De l’information fouillée et vérifiée

A l’instar de ceux de Kinshasa, les fidèles néo de Kisangani manifestent

Après la décision du président mondial de l’église Néo-apostolique, Jean-Luc Schneider,  sur l’ordination des femmes dans le ministère spirituel à la date du 20 septembre 2022 à 19h30, les fidèles, plus particulièrement de l’Afrique, continue de manifester leur mécontentement. Pendant que l’autorité provinciale de l’église néo-apostolique/Tshopo se préparait pour célébrer le culte de ce dimanche 09 octobre 2022, les jeunes néo se sont mobilisés pour faire entendre leur voix, disant non à toutes les activités de l’église jusqu’à nouvel ordre. Un vent terrible se propage dans l’église néo-apostolique depuis cette annonce via une vidéo sur Youtube, informant les fidèles du monde sur la nouvelle réforme de l’église : «Les femmes seront dorénavant ordonnées dans le ministère spirituel au sein de l’église». Cette manifestation des fidèles boyomais intervient après celle des fidèles kinois.

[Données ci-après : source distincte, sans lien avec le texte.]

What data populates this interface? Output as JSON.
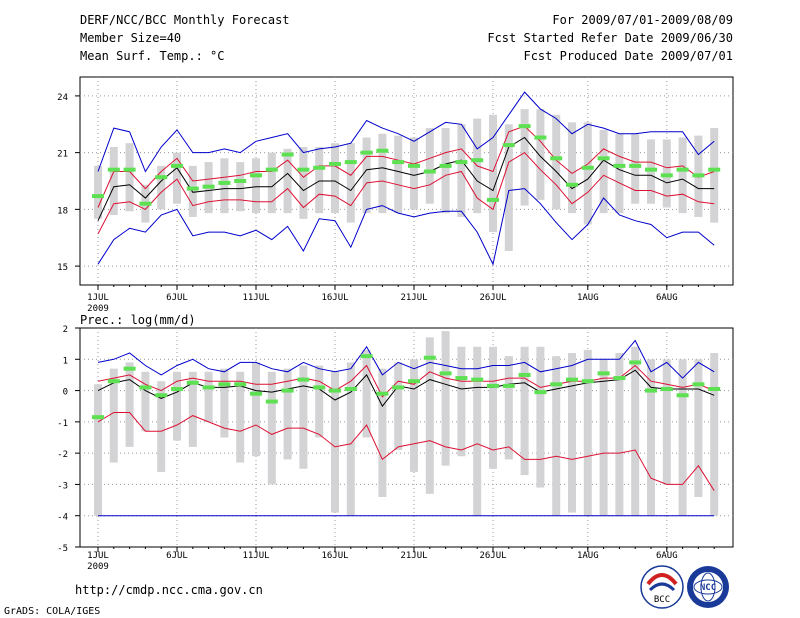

Après cette annonce, les fidèles de beaucoup de pays africains où sonyt implantées les églises néo, ont manifesté leur mécontentement, se justifiant que l’ordination des femmes n’est pas biblique. À Kinshasa, les dégâts matériels ont été enregistrés aux dimanches qui ont suivi le 20 septembre. C’est ainsi que le matin de ce dimanche, les jeunes boyomais, fidèles de l’église néo-apostoliques ont également revendiqué pour exprimer leur désapprobation.

Accompagnés des calicots sur lesquels sont inscrits le slogan : «non à l’ordination des femmes», les fidèles néo-apostoliques se considèrent défenseurs de la sainte doctrine. Ils ont allumé des feux dans l’enceinte de leur siège provincial et interdit leur chef spirituel à diriger le culte. Unis comme un seul corps, les fidèles entonnent un chant composé par leurs frères kinsois: «soki namoni sœur azo teya, nako ndima te» qui se traduit : «Je ne peux pas admettre voir une sœur prêcher». Les Boyomais disent qu’ils ne quitteront pas l’église, mais ce sont les autorités ecclésiastiques corrompues qui la quitteront. Ils ajoutent qu’il n’y aura pas d’activités ecclésiastiques jusqu’au changement de la décision qu’ils considèrent de non biblique.